Ok, please understand I am not trolling you and this advice is sincere. If he had a high libido (which is normal and healthy), and you had a low one...then most likely you were holding out on him or being less than enthusiastic. Him separating is actually very understandable. I'm sorry, but your libido being low should never be a reason for you not to have sex with him absolutely any time he wants...and do do it with enthusiasm. Regardless of how you're feeling. A man may not want to go to work, he may not be enthusiastic about it...but he goes and he does his best to excel. The same should be 100% true for you when it comes to having sex with your husband. Do you realize that for the most part you can not be there for him in every category in life, but if your providing good, constant sex...then he will be very very happy. The inverse it true as well. You can do everything right in your marriage, but if you're not providing that one necessary function...then he will be miserable. The truth however, is that many women will still expect their husbands to go to work and do well...but won't do the same when it come's to their job. Sex.
(I know lot's of women will be pissed about this post...but it's still very true. And most likely they are single, divorced or have husbands who are secretly frustrated and miserable if they are doing the same.)
Anonymous
Post 09/14/2025 14:22     Subject: Calling DH's new GF

Anonymous wrote:OP call her.

Women break other women's homes because they know in 90% of cases the wife will not only sympathize with them (by speaking on their behalf that they have been lied to), but they will go a step farther by finding something they like about the other woman.

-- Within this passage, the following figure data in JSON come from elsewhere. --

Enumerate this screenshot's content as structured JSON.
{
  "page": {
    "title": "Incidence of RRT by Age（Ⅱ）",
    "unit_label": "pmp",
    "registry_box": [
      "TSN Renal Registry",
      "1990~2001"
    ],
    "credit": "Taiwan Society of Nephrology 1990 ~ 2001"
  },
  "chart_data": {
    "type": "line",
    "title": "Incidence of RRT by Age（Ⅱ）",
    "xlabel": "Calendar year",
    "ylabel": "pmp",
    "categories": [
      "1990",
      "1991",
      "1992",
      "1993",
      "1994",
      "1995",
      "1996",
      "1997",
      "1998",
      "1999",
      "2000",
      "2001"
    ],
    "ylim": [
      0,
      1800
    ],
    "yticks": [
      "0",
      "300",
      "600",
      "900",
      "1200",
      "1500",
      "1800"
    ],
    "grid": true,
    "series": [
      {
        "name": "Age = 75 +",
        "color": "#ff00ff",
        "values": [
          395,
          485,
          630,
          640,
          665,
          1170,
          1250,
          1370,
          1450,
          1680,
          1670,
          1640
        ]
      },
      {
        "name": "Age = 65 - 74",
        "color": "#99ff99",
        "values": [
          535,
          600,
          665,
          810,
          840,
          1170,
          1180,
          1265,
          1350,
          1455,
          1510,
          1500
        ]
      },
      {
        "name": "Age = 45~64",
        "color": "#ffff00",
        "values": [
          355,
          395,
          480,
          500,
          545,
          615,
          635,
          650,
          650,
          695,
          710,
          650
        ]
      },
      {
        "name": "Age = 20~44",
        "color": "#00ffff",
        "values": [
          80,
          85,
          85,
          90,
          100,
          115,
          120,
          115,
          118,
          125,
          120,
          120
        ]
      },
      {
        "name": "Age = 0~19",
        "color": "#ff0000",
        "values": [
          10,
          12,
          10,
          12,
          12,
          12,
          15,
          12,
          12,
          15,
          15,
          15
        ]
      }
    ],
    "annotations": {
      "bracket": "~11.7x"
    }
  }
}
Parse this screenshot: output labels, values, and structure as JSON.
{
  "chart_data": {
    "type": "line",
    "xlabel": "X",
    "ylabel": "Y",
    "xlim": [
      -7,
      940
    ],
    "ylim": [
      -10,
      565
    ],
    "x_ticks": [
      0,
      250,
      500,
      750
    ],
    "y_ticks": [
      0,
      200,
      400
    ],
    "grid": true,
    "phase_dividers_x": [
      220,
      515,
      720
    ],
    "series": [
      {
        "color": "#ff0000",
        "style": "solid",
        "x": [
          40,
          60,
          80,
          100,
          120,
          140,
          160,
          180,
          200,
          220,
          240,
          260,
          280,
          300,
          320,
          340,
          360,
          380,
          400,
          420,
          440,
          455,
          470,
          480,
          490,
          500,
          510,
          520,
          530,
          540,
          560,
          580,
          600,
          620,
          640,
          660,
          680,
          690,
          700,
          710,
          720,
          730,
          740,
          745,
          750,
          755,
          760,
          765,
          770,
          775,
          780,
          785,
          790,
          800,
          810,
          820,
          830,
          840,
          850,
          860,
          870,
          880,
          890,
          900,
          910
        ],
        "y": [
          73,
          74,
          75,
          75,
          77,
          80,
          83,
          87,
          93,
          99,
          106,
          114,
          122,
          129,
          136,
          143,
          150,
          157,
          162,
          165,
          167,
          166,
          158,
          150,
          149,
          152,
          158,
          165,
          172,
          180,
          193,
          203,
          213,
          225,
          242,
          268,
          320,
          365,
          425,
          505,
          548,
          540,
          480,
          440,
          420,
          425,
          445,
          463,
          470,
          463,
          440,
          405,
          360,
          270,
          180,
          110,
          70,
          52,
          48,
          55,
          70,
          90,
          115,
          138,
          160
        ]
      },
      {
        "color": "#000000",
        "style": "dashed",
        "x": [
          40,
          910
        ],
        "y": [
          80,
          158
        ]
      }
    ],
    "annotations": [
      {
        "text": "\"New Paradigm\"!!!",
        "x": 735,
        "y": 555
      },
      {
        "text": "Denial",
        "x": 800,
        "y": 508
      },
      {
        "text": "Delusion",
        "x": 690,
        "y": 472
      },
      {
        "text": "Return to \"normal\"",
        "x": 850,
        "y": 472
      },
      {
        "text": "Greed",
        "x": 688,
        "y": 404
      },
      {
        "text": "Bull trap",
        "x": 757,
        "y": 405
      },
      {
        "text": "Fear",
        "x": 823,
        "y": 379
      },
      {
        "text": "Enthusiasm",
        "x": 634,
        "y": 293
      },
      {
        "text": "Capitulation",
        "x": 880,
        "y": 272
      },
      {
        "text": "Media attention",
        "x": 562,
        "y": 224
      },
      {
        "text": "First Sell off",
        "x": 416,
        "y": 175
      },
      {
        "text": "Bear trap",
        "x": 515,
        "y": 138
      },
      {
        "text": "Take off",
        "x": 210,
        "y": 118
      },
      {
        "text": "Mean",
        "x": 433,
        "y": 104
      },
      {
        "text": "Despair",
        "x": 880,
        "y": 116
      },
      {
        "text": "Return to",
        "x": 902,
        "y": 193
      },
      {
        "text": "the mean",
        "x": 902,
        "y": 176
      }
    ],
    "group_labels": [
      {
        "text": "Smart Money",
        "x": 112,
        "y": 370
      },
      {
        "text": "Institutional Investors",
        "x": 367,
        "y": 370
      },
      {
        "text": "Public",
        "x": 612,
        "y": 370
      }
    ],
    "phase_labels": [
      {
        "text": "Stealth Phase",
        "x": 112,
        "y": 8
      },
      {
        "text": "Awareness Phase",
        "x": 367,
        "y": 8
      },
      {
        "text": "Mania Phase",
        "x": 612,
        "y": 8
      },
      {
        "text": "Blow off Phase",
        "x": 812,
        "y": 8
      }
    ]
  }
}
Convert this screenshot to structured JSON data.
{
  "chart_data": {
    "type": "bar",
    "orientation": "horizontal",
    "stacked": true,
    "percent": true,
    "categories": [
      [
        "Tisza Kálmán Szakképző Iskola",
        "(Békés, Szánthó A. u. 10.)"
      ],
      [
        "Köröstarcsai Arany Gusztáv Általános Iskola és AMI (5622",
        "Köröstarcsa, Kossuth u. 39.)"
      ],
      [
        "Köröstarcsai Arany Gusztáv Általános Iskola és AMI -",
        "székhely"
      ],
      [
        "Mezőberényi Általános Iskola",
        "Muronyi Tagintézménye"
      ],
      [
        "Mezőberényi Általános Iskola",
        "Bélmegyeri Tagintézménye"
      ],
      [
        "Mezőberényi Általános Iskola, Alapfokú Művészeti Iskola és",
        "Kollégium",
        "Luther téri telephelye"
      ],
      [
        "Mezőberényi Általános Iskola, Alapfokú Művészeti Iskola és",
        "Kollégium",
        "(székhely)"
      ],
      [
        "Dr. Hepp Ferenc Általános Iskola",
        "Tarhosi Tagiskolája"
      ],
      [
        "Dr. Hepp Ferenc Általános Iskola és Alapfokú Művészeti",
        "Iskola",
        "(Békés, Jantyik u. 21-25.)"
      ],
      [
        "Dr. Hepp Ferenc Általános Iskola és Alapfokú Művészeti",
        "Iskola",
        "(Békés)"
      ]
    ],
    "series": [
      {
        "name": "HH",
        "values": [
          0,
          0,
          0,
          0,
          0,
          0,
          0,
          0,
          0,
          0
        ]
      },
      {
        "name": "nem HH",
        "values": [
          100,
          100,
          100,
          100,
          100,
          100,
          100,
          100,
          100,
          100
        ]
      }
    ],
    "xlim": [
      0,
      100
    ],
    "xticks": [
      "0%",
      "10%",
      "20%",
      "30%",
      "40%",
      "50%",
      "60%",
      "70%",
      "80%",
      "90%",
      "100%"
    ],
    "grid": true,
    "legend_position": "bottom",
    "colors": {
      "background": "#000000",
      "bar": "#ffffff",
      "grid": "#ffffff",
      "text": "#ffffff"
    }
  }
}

Is it a coping mechanism that women use? Another woman just wreck your marriage and life and you think your husband is the only one at fault?

I have news for you. Women pursue men as well. Some women lie as well. Some women take pride in a twisted way in taking another woman's man.



Tell us how many times you’ve taken back your cheating spouse?
Anonymous
Post 09/14/2025 09:29     Subject: Calling DH's new GF

OP call her.

Women break other women's homes because they know in 90% of cases the wife will not only sympathize with them (by speaking on their behalf that they have been lied to), but they will go a step farther by finding something they like about the other woman.

Is it a coping mechanism that women use? Another woman just wreck your marriage and life and you think your husband is the only one at fault?

I have news for you. Women pursue men as well. Some women lie as well. Some women take pride in a twisted way in taking another woman's man.